European Commission publishes Final Report on e-commerce Sector Inquiry
On 10 May 2017, the European Commission published its Final Report on its e-Commerce Sector Inquiry which sets out in detail potentially problematic restrictions in agreements between e-commerce operators.
In brief
On 15 September 2016, the European Commission published its Preliminary Report on its e-commerce sector inquiry. The Preliminary Report:
- confirms the Commission’s initial results in relation to geo-blocking set out in its Issues Paper published in March 2016
- sets out pricing restrictions/practices that could be problematic
- discusses certain licensing practices in relation to online content
- discusses bans in relation to selling via the internet or on parts of the internet (for example, price comparison websites) which could be problematic from an antitrust perspective, and
- elaborates on certain restrictions relating to particular distribution models, including restrictions in the context of exclusive agreements and selective distribution models, which could raise issues under EU competition law.
Background to the Preliminary Report
The Commission launched its E-commerce Sector Inquiry in May 2015. The Sector Inquiry forms part of the Commission’s broader Digital Single Market Strategy, also adopted in May 2015. It covers e-commerce in relation to both consumer goods and digital content. On 18 March 2016, the European Commission published its initial findings on the results of its public consultation on geo-blocking, including an issues paper on relevant practices in e-commerce, together with the results of its "mystery shopping survey", which analysed the form and prevalence of geo-blocking restrictions in the EU. The Commission’s initial findings indicated:
- widespread agreement on the definition of geo-blocking as the practice of preventing users based in a different Member State from the online provider accessing and purchasing consumer goods/digital content services online
- widespread geo-blocking, through both unilateral decisions by companies not to sell abroad and contractual barriers to cross-border purchases, and
- a variety of forms of geo-blocking and heightened geo-blocking in particular Member States and product categories.
Please see our elexica article for further information on the Commission’s initial results. On 25 May 2016, the European Commission announced a proposed Regulation on geo-blocking as part of a broader package of measures proposed in the context of the Digital Single Market strategy. The proposed Regulation would result in significant obligations for companies if it becomes law. Please see our elexica article for further information.

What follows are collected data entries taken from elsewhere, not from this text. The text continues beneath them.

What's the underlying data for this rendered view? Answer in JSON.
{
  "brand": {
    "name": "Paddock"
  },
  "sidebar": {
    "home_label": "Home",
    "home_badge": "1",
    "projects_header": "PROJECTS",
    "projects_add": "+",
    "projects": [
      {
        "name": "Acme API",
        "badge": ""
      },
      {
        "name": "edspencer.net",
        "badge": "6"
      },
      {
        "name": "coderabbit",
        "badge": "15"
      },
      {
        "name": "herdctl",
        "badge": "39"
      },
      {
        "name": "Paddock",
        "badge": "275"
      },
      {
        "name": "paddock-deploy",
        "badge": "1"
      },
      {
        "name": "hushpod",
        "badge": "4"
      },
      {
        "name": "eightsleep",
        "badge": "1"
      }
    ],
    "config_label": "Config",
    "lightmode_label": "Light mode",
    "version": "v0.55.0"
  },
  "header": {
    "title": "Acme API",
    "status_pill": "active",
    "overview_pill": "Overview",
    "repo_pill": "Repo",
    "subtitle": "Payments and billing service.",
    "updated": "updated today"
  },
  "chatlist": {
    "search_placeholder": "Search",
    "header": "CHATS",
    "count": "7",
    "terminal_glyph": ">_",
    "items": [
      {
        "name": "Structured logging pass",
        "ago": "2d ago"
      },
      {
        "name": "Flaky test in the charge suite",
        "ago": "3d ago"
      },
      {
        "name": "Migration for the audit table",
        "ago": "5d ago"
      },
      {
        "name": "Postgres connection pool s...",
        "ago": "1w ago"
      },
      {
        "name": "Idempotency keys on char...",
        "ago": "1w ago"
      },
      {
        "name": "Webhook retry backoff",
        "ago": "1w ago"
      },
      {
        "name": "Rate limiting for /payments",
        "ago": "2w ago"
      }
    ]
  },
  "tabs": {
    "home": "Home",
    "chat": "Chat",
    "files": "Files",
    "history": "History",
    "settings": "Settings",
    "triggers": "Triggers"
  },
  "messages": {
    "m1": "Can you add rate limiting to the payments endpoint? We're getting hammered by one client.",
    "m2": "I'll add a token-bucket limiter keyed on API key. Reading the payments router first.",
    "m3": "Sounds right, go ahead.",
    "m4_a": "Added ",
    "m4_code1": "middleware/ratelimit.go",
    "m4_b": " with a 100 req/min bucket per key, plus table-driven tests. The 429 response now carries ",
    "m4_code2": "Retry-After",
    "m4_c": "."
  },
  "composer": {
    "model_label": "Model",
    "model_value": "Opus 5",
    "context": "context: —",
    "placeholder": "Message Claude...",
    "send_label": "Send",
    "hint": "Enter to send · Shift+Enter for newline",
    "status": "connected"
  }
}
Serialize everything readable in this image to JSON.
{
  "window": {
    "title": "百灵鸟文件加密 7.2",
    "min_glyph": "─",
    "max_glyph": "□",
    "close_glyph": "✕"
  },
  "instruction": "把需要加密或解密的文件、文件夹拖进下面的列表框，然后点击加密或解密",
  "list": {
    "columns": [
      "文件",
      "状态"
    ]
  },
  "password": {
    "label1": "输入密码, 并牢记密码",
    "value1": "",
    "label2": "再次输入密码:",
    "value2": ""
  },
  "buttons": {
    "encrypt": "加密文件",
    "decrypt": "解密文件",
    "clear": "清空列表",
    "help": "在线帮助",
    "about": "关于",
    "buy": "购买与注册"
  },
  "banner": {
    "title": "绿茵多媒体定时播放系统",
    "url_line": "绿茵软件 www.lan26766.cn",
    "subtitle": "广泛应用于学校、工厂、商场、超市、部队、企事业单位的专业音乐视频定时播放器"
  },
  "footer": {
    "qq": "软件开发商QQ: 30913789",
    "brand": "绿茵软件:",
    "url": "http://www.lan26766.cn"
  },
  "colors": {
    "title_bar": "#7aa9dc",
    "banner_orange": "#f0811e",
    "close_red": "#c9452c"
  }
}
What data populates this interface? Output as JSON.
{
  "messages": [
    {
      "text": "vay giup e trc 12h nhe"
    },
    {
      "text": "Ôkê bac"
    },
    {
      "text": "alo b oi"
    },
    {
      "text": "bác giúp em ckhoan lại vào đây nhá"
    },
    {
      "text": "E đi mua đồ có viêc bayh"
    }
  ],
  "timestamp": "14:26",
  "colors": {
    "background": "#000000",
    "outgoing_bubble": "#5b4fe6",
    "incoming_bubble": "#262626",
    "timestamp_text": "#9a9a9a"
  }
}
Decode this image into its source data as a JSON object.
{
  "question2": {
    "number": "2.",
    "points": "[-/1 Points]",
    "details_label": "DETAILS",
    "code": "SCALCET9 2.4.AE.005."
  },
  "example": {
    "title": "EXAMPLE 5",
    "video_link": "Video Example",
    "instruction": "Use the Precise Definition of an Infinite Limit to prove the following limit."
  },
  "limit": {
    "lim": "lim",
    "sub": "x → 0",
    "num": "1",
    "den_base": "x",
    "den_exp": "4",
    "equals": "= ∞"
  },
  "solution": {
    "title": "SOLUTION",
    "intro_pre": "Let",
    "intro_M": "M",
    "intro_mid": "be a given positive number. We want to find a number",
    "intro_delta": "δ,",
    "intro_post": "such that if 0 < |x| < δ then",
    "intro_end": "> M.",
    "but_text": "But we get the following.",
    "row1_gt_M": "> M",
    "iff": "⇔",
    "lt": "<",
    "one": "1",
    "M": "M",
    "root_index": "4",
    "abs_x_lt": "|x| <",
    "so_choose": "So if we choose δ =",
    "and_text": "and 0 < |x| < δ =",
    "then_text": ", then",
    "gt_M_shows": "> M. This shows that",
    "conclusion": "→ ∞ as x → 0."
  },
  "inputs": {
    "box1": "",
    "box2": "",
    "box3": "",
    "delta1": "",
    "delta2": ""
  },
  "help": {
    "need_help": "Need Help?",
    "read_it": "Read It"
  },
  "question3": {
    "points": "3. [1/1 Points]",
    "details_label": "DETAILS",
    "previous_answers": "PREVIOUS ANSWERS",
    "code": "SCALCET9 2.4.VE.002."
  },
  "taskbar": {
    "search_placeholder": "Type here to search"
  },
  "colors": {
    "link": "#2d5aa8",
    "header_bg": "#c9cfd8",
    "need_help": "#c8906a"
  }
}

The Commission’s Preliminary Report is based on information gathered from 1,800 stakeholders across all 28 Member States (including manufacturers which were not covered in the Commission’s initial consultation), and the Commission’s review of approximately 8,000 distribution agreements. In relation to consumer goods, the Commission approached manufacturers, retailers, platforms (ie marketplaces and price comparison websites) and payment service providers across a variety of product categories including clothing, shoes, consumer electronics, books, CDs, DVDs, computer games and healthcare. In relation to digital content, service providers and right holders offering films, sports, music, news, and other content were sent requests for information by the Commission.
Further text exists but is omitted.